Florida Trend | Florida's Business Authority

Miami-Dade County Business Briefs - June 2005

In the News

HOMESTEAD -- Homestead-Miami Speedway plans to install outdoor lighting that will allow prime-time events at the 1.5-mile oval track. The $8-million project will be completed in time for the 2005 Ford Championship Weekend event series Nov. 17-20.

MIAMI -- Miami is seventh in the nation in the Small Business Administration's annual Regional Entrepreneurship Index, which ranks cities by their ability to foster business startups. According to the SBA data, Miami produces 5.8 new businesses annually for every 1,000 residents.

The MTV Video Music Awards will return to downtown Miami's AmericanAirlines Arena for the second year in a row. Miami beat out New York, San Francisco and Los Angeles for the Aug. 28 event. Tourism development officials are still giddy about last year's awards, which broadcast to a worldwide television audience Miami's skyline and a parade of stars arriving to the waterfront arena by yacht.

Construction has begun on the Miami River Greenway, a long-planned pedestrian walkway that planners hope will one day run the length of the Miami River from downtown Miami to Miami International Airport. The project's first two segments should be completed this month.

Mercy Hospital has agreed to sell 6.6 of its 42.5 waterfront acres in Coconut Grove to Boca Raton-based Ocean Land Investments for $96 million. Miami-based developer Related Group of Florida will build three condominium towers there.

MIAMI-DADE -- Miami Metrozoo is planning a 20-year, $350-million expansion that will include new wildlife exhibits, a water park and a hotel/restaurant complex.
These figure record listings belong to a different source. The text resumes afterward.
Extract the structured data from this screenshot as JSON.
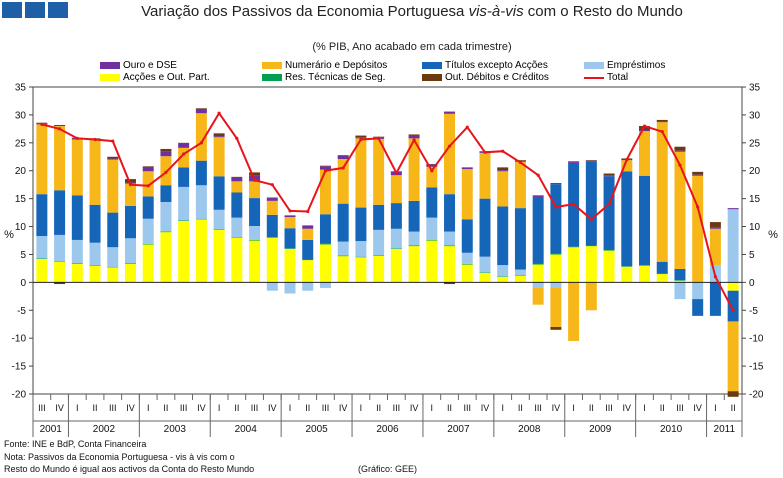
{
  "logo": {
    "icon": "square-blocks-icon"
  },
  "footer": {
    "source": "Fonte: INE e BdP, Conta Financeira",
    "note_line1": "Nota: Passivos da Economia Portuguesa - vis à vis com o",
    "note_line2": "Resto do Mundo é igual aos activos da Conta do Resto Mundo",
    "credit": "(Gráfico: GEE)"
  },
  "chart_data": {
    "type": "bar",
    "stacked": true,
    "title_prefix": "Variação dos Passivos da Economia Portuguesa ",
    "title_em": "vis-à-vis",
    "title_suffix": " com o Resto do Mundo",
    "subtitle": "(% PIB, Ano acabado em cada trimestre)",
    "ylabel_left": "%",
    "ylabel_right": "%",
    "ylim": [
      -20,
      35
    ],
    "yticks": [
      -20,
      -15,
      -10,
      -5,
      0,
      5,
      10,
      15,
      20,
      25,
      30,
      35
    ],
    "grid": false,
    "categories": [
      "III",
      "IV",
      "I",
      "II",
      "III",
      "IV",
      "I",
      "II",
      "III",
      "IV",
      "I",
      "II",
      "III",
      "IV",
      "I",
      "II",
      "III",
      "IV",
      "I",
      "II",
      "III",
      "IV",
      "I",
      "II",
      "III",
      "IV",
      "I",
      "II",
      "III",
      "IV",
      "I",
      "II",
      "III",
      "IV",
      "I",
      "II",
      "III",
      "IV",
      "I",
      "II"
    ],
    "years": [
      {
        "label": "2001",
        "start": 0,
        "count": 2
      },
      {
        "label": "2002",
        "start": 2,
        "count": 4
      },
      {
        "label": "2003",
        "start": 6,
        "count": 4
      },
      {
        "label": "2004",
        "start": 10,
        "count": 4
      },
      {
        "label": "2005",
        "start": 14,
        "count": 4
      },
      {
        "label": "2006",
        "start": 18,
        "count": 4
      },
      {
        "label": "2007",
        "start": 22,
        "count": 4
      },
      {
        "label": "2008",
        "start": 26,
        "count": 4
      },
      {
        "label": "2009",
        "start": 30,
        "count": 4
      },
      {
        "label": "2010",
        "start": 34,
        "count": 4
      },
      {
        "label": "2011",
        "start": 38,
        "count": 2
      }
    ],
    "series": [
      {
        "name": "Acções e Out. Part.",
        "color": "#ffff00",
        "values": [
          4.2,
          3.7,
          3.3,
          3.0,
          2.7,
          3.3,
          6.8,
          9.0,
          11.0,
          11.3,
          9.4,
          8.0,
          7.5,
          8.0,
          6.0,
          4.0,
          6.8,
          4.7,
          4.5,
          4.8,
          6.0,
          6.5,
          7.5,
          6.5,
          3.2,
          1.7,
          1.0,
          1.2,
          3.2,
          5.0,
          6.3,
          6.5,
          5.7,
          2.8,
          3.0,
          1.5,
          0.3,
          0.0,
          0.0,
          -1.5
        ]
      },
      {
        "name": "Res. Técnicas de Seg.",
        "color": "#00a050",
        "values": [
          0.1,
          0.1,
          0.1,
          0.1,
          0.1,
          0.1,
          0.1,
          0.1,
          0.1,
          0.1,
          0.1,
          0.1,
          0.1,
          0.1,
          0.1,
          0.1,
          0.1,
          0.1,
          0.1,
          0.1,
          0.1,
          0.1,
          0.1,
          0.1,
          0.1,
          0.1,
          0.1,
          0.1,
          0.1,
          0.1,
          0.1,
          0.1,
          0.1,
          0.1,
          0.1,
          0.1,
          0.1,
          0.1,
          0.1,
          0.1
        ]
      },
      {
        "name": "Empréstimos",
        "color": "#9dc8ee",
        "values": [
          4.0,
          4.7,
          4.2,
          4.0,
          3.5,
          4.5,
          4.5,
          5.3,
          6.0,
          6.0,
          3.5,
          3.5,
          2.5,
          -1.5,
          -2.0,
          -1.5,
          -1.0,
          2.5,
          2.8,
          4.5,
          3.5,
          2.5,
          4.0,
          2.5,
          2.0,
          2.8,
          2.0,
          1.0,
          -1.0,
          -1.0,
          0.0,
          0.0,
          0.0,
          0.0,
          0.0,
          0.0,
          -3.0,
          -3.0,
          3.0,
          13.0
        ]
      },
      {
        "name": "Títulos excepto Acções",
        "color": "#1565b8",
        "values": [
          7.5,
          8.0,
          8.0,
          6.8,
          6.2,
          5.8,
          4.0,
          3.0,
          3.5,
          4.4,
          6.0,
          4.5,
          5.0,
          4.0,
          3.6,
          3.5,
          5.3,
          6.8,
          6.0,
          4.5,
          4.6,
          5.5,
          5.4,
          6.7,
          6.0,
          10.4,
          10.5,
          11.0,
          12.0,
          12.5,
          15.0,
          15.0,
          13.2,
          17.0,
          16.0,
          2.1,
          2.0,
          -3.0,
          -6.0,
          -5.5
        ]
      },
      {
        "name": "Numerário e Depósitos",
        "color": "#f8b719",
        "values": [
          12.5,
          11.5,
          10.0,
          11.6,
          9.5,
          4.0,
          4.5,
          5.2,
          3.5,
          8.5,
          7.0,
          2.0,
          3.0,
          2.5,
          2.0,
          2.0,
          8.0,
          8.0,
          12.4,
          11.8,
          5.0,
          11.2,
          3.7,
          14.4,
          9.0,
          8.2,
          6.3,
          8.3,
          -3.0,
          -7.0,
          -10.5,
          -5.0,
          0.0,
          2.0,
          8.0,
          25.0,
          21.0,
          19.0,
          6.5,
          -12.5
        ]
      },
      {
        "name": "Ouro e DSE",
        "color": "#7030a0",
        "values": [
          0.2,
          0.2,
          0.2,
          0.2,
          0.2,
          0.2,
          0.8,
          0.8,
          0.8,
          0.8,
          0.2,
          0.7,
          1.0,
          0.5,
          0.2,
          0.5,
          0.6,
          0.6,
          0.2,
          0.3,
          0.6,
          0.6,
          0.4,
          0.4,
          0.2,
          0.2,
          0.2,
          0.2,
          0.2,
          0.2,
          0.2,
          0.2,
          0.2,
          0.2,
          0.2,
          0.2,
          0.2,
          0.2,
          0.2,
          0.2
        ]
      },
      {
        "name": "Out. Débitos e Créditos",
        "color": "#6b3a10",
        "values": [
          0.1,
          -0.3,
          0.1,
          0.1,
          0.3,
          0.6,
          0.1,
          0.5,
          0.1,
          0.1,
          0.5,
          0.1,
          0.6,
          0.1,
          0.1,
          0.1,
          0.1,
          0.1,
          0.3,
          0.1,
          0.1,
          0.1,
          0.1,
          -0.3,
          0.1,
          0.1,
          0.5,
          0.1,
          0.1,
          -0.5,
          0.1,
          0.1,
          0.3,
          0.1,
          0.7,
          0.2,
          0.7,
          0.5,
          1.0,
          -1.0
        ]
      }
    ],
    "total": {
      "name": "Total",
      "color": "#e8141c",
      "values": [
        28.3,
        27.5,
        25.8,
        25.6,
        25.3,
        17.5,
        17.3,
        19.7,
        23.0,
        25.0,
        30.3,
        25.8,
        18.3,
        17.5,
        12.8,
        12.7,
        20.0,
        20.5,
        25.6,
        25.8,
        19.6,
        25.5,
        20.0,
        24.4,
        27.8,
        23.3,
        23.5,
        21.5,
        19.2,
        13.5,
        14.0,
        11.3,
        14.0,
        22.0,
        28.0,
        27.0,
        21.0,
        13.5,
        1.0,
        -5.0
      ]
    }
  }
}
The first phase -- the Tropical America exhibit featuring a re-created Brazilian rainforest and a Costa Rican cloud forest -- will open in 2007. The zoo was hit hard by Hurricane Andrew in 1992 but has slowly recovered. Its Wings of Asia aviary reopened in 2003.

Three Miami-Dade firms -- home builder Lennar Corp. (NYSE-LEN), transportation and logistics company Ryder Systems and fueling services provider World Fuel Services -- have been named to Fortune magazine's list of most admired companies for 2005.
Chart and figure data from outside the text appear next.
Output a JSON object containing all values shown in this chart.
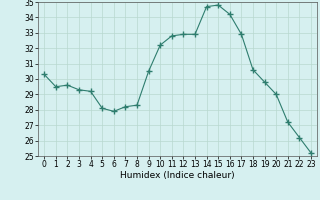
{
  "x": [
    0,
    1,
    2,
    3,
    4,
    5,
    6,
    7,
    8,
    9,
    10,
    11,
    12,
    13,
    14,
    15,
    16,
    17,
    18,
    19,
    20,
    21,
    22,
    23
  ],
  "y": [
    30.3,
    29.5,
    29.6,
    29.3,
    29.2,
    28.1,
    27.9,
    28.2,
    28.3,
    30.5,
    32.2,
    32.8,
    32.9,
    32.9,
    34.7,
    34.8,
    34.2,
    32.9,
    30.6,
    29.8,
    29.0,
    27.2,
    26.2,
    25.2
  ],
  "line_color": "#2e7d6e",
  "marker": "+",
  "marker_size": 4,
  "bg_color": "#d6f0f0",
  "grid_color": "#b8d8d0",
  "xlabel": "Humidex (Indice chaleur)",
  "ylim": [
    25,
    35
  ],
  "xlim": [
    -0.5,
    23.5
  ],
  "yticks": [
    25,
    26,
    27,
    28,
    29,
    30,
    31,
    32,
    33,
    34,
    35
  ],
  "xticks": [
    0,
    1,
    2,
    3,
    4,
    5,
    6,
    7,
    8,
    9,
    10,
    11,
    12,
    13,
    14,
    15,
    16,
    17,
    18,
    19,
    20,
    21,
    22,
    23
  ],
  "tick_labelsize": 5.5,
  "xlabel_fontsize": 6.5,
  "marker_edge_color": "#2e7d6e",
  "linewidth": 0.8
}
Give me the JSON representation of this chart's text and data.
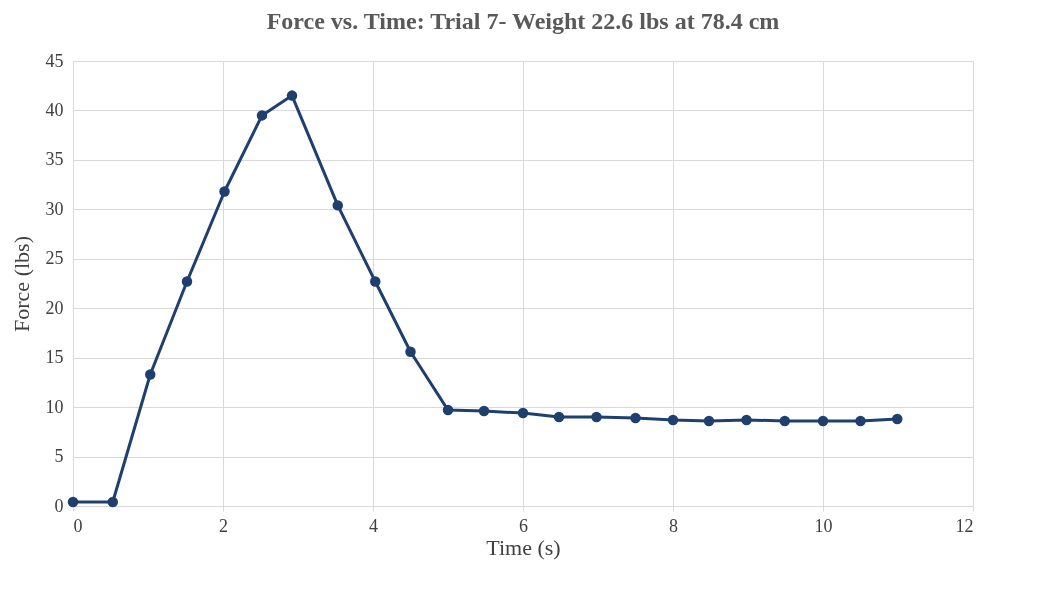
{
  "chart_data": {
    "type": "line",
    "title": "Force vs. Time: Trial 7- Weight 22.6 lbs at 78.4 cm",
    "xlabel": "Time (s)",
    "ylabel": "Force (lbs)",
    "x": [
      0,
      0.53,
      1.03,
      1.52,
      2.02,
      2.52,
      2.92,
      3.53,
      4.03,
      4.5,
      5.0,
      5.48,
      6.0,
      6.48,
      6.98,
      7.5,
      8.0,
      8.48,
      8.98,
      9.49,
      10.0,
      10.5,
      10.99
    ],
    "series": [
      {
        "color": "#1f3f6e",
        "values": [
          0.4,
          0.4,
          13.3,
          22.7,
          31.8,
          39.5,
          41.5,
          30.4,
          22.7,
          15.6,
          9.7,
          9.6,
          9.4,
          9.0,
          9.0,
          8.9,
          8.7,
          8.6,
          8.7,
          8.6,
          8.6,
          8.6,
          8.8
        ]
      }
    ],
    "xlim": [
      0,
      12
    ],
    "xticks": [
      0,
      2,
      4,
      6,
      8,
      10,
      12
    ],
    "ylim": [
      0,
      45
    ],
    "yticks": [
      0,
      5,
      10,
      15,
      20,
      25,
      30,
      35,
      40,
      45
    ],
    "grid": true,
    "marker": "circle",
    "line_style": "solid"
  }
}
The Miami-Dade School Board has approved a five-year, $3-billion spending plan to build and expand schools. Overcrowding in Miami-Dade's school district -- the nation's fourth-largest -- is reaching crisis proportions. Officials say voters may need to approve a construction bond to augment state and local funding. Meanwhile, school officials are expecting a boost in federal aid after new Census data revealed the number of Miami-Dade school-age children living in poverty has jumped 11% since 2000.

MIAMI BEACH -- Meeting Planners International will hold its World Educational Congress in Miami Beach on July 10-12. Tourism officials say the event will generate $3.5 million in local spending but, more important, is expected to generate an estimated $150 million in meetings and convention bookings in Miami-Dade.

SOUTH FLORIDA-- South Florida leads the nation in healthcare salary growth, reports Business 2.0 magazine. Leading the industry: Physical therapists, whose pay jumped 29% last year, and pharmacists, up 24%. The study is based on data from the Milken Institute, the Bureau of Labor Statistics and Global Insight.